Federal Court Cites Lack of Evidence Employee was Engaged in Interstate Commerce or in Production of Goods for Commerce to Establish Coverage Under Fair Labor Standards Act (FLSA) to Support Overtime Claim

Plaintiff Joseph Thorne appealed a district court order granting All Restoration Service’s defense motion for dismissal under Rule 50 as to Thorne’s overtime pay claims based on alleged violations of FLSA (Fair Labor Standards Act). Thorne v. All Restoration Serv., Inc., 448 F.3d 1264 (11th Cir. 2006). The district court had granted the defense motion on the grounds that “Thorne had not presented evidence at trial that he qualified for either enterprise coverage or individual coverage under the FLSA” because “‘[his] activities were local in nature and really did not affect interstate commerce in general,’” id., at 1265. On appeal Thorne challenged only the finding that he failed to establish individual coverage under FLSA. Individual coverage exists only if an employee “is engaged in commerce or in the production of goods for commerce,” 29 U.S.C. § 207(a)(1) (2005). The Circuit Court affirmed.

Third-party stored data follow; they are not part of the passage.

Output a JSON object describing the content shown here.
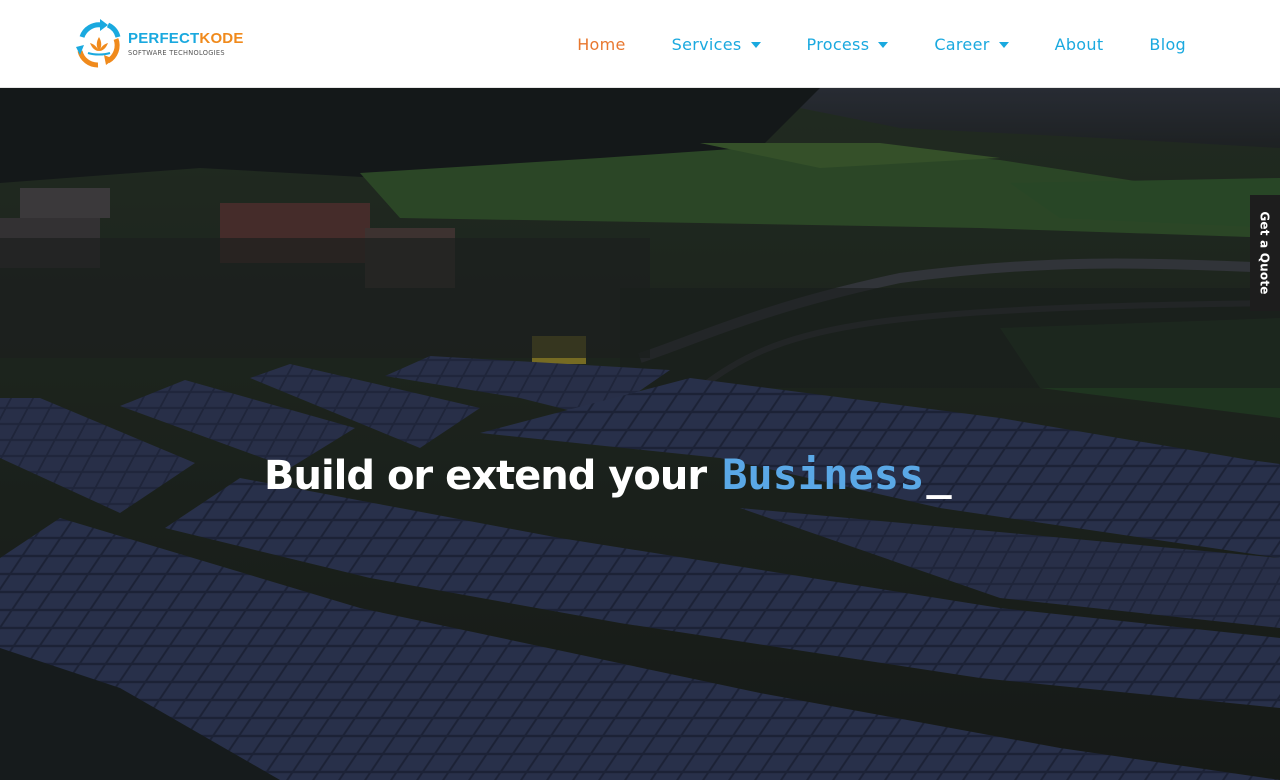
{
  "brand": {
    "name_part1": "PERFECT",
    "name_part2": "KODE",
    "tagline": "SOFTWARE TECHNOLOGIES",
    "logo_icon": "lotus-arrows-logo",
    "colors": {
      "blue": "#1aa9df",
      "orange": "#f08a1c"
    }
  },
  "nav": {
    "items": [
      {
        "label": "Home",
        "active": true,
        "has_dropdown": false
      },
      {
        "label": "Services",
        "active": false,
        "has_dropdown": true
      },
      {
        "label": "Process",
        "active": false,
        "has_dropdown": true
      },
      {
        "label": "Career",
        "active": false,
        "has_dropdown": true
      },
      {
        "label": "About",
        "active": false,
        "has_dropdown": false
      },
      {
        "label": "Blog",
        "active": false,
        "has_dropdown": false
      }
    ],
    "active_color": "#e8772e",
    "link_color": "#1aa9df",
    "dropdown_icon": "caret-down-icon"
  },
  "hero": {
    "background": "aerial-solar-farm-photo",
    "headline_static": "Build or extend your",
    "headline_typed": "Business",
    "cursor": "_",
    "typed_color": "#5aa8e6"
  },
  "quote_tab": {
    "label": "Get a Quote"
  }
}
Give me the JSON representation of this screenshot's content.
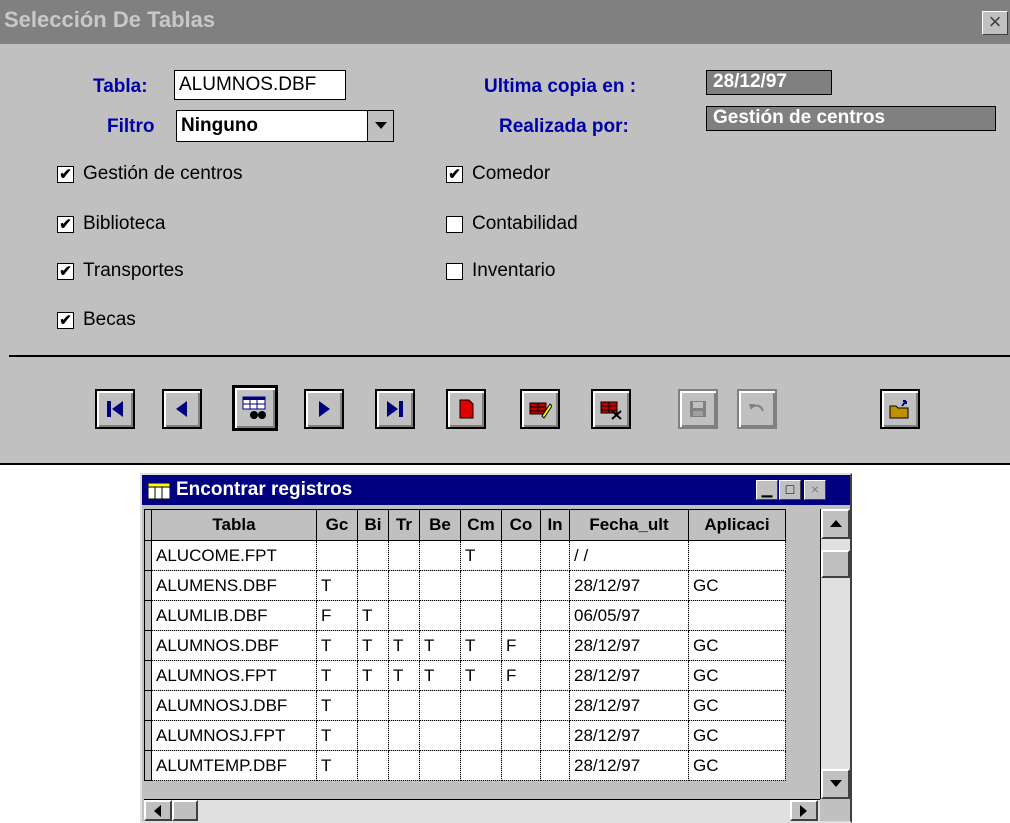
{
  "dialog": {
    "title": "Selección De Tablas",
    "close_glyph": "×",
    "tabla_label": "Tabla:",
    "tabla_value": "ALUMNOS.DBF",
    "filtro_label": "Filtro",
    "filtro_value": "Ninguno",
    "ultima_label": "Ultima copia en :",
    "ultima_value": "28/12/97",
    "realizada_label": "Realizada por:",
    "realizada_value": "Gestión de centros"
  },
  "checkboxes": [
    {
      "label": "Gestión de centros",
      "checked": true
    },
    {
      "label": "Biblioteca",
      "checked": true
    },
    {
      "label": "Transportes",
      "checked": true
    },
    {
      "label": "Becas",
      "checked": true
    },
    {
      "label": "Comedor",
      "checked": true
    },
    {
      "label": "Contabilidad",
      "checked": false
    },
    {
      "label": "Inventario",
      "checked": false
    }
  ],
  "toolbar": {
    "buttons": [
      {
        "name": "first-record-button",
        "icon": "first-icon",
        "enabled": true
      },
      {
        "name": "prev-record-button",
        "icon": "prev-icon",
        "enabled": true
      },
      {
        "name": "find-button",
        "icon": "binoculars-grid-icon",
        "enabled": true
      },
      {
        "name": "next-record-button",
        "icon": "next-icon",
        "enabled": true
      },
      {
        "name": "last-record-button",
        "icon": "last-icon",
        "enabled": true
      },
      {
        "name": "new-record-button",
        "icon": "new-page-icon",
        "enabled": true
      },
      {
        "name": "edit-record-button",
        "icon": "edit-icon",
        "enabled": true
      },
      {
        "name": "delete-record-button",
        "icon": "delete-icon",
        "enabled": true
      },
      {
        "name": "save-button",
        "icon": "disk-icon",
        "enabled": false
      },
      {
        "name": "undo-button",
        "icon": "undo-icon",
        "enabled": false
      },
      {
        "name": "exit-button",
        "icon": "folder-exit-icon",
        "enabled": true
      }
    ]
  },
  "grid": {
    "title": "Encontrar registros",
    "columns": [
      "Tabla",
      "Gc",
      "Bi",
      "Tr",
      "Be",
      "Cm",
      "Co",
      "In",
      "Fecha_ult",
      "Aplicaci"
    ],
    "rows": [
      [
        "ALUCOME.FPT",
        "",
        "",
        "",
        "",
        "T",
        "",
        "",
        " / /",
        ""
      ],
      [
        "ALUMENS.DBF",
        "T",
        "",
        "",
        "",
        "",
        "",
        "",
        "28/12/97",
        "GC"
      ],
      [
        "ALUMLIB.DBF",
        "F",
        "T",
        "",
        "",
        "",
        "",
        "",
        "06/05/97",
        ""
      ],
      [
        "ALUMNOS.DBF",
        "T",
        "T",
        "T",
        "T",
        "T",
        "F",
        "",
        "28/12/97",
        "GC"
      ],
      [
        "ALUMNOS.FPT",
        "T",
        "T",
        "T",
        "T",
        "T",
        "F",
        "",
        "28/12/97",
        "GC"
      ],
      [
        "ALUMNOSJ.DBF",
        "T",
        "",
        "",
        "",
        "",
        "",
        "",
        "28/12/97",
        "GC"
      ],
      [
        "ALUMNOSJ.FPT",
        "T",
        "",
        "",
        "",
        "",
        "",
        "",
        "28/12/97",
        "GC"
      ],
      [
        "ALUMTEMP.DBF",
        "T",
        "",
        "",
        "",
        "",
        "",
        "",
        "28/12/97",
        "GC"
      ]
    ]
  },
  "colors": {
    "title_inactive": "#808080",
    "title_active": "#000080",
    "label_blue": "#0000a8",
    "face": "#c0c0c0"
  }
}
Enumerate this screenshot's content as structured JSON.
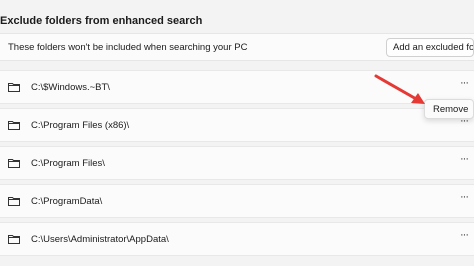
{
  "section": {
    "title": "Exclude folders from enhanced search"
  },
  "info": {
    "text": "These folders won't be included when searching your PC",
    "add_button_label": "Add an excluded folder"
  },
  "folders": [
    {
      "path": "C:\\$Windows.~BT\\"
    },
    {
      "path": "C:\\Program Files (x86)\\"
    },
    {
      "path": "C:\\Program Files\\"
    },
    {
      "path": "C:\\ProgramData\\"
    },
    {
      "path": "C:\\Users\\Administrator\\AppData\\"
    }
  ],
  "context_menu": {
    "remove_label": "Remove"
  },
  "icons": {
    "folder": "folder-icon",
    "more": "more-options-icon",
    "annotation": "red-arrow"
  },
  "colors": {
    "annotation_arrow": "#e53935",
    "background": "#f3f3f3",
    "card": "#fbfbfb"
  }
}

First, the Court rejected Thorne’s claim that regular use of his employer’s credit cards in the course and scope of employment means that he “engaged in interstate commerce.” First, the Circuit Court explained that the statute requires an activity that constitutes interstate commerce, not an activity that “merely affect[s]” interstate commerce. Thorne, at 1266 (citing McLeod v. Threlkeld, 319 U.S. 491, 497, 63 S.Ct. 1248 (1968)). All Thorne alleged was that he made purchases with the credit cards; he could not even establish whether the credit card bills came from out of state. Id., at 1266-67.

Second, the Court rejected Thorne’s claim that “his restoration work was directly essential to the production of goods in commerce,” Thorne, at 1268. Thorne’s employer performed mold and water restoration services entirely within the State of Florida. Further, while testimony set the amount of ARS’s work at anywhere from 50%-90% residential and therefore not covered under FLSA, the commercial buildings serviced by ARS were, again, entirely within the State of Florida and Thorne “produced [no] evidence that these business were engaged in the production of goods for interstate commerce.” Id., at 1268-69.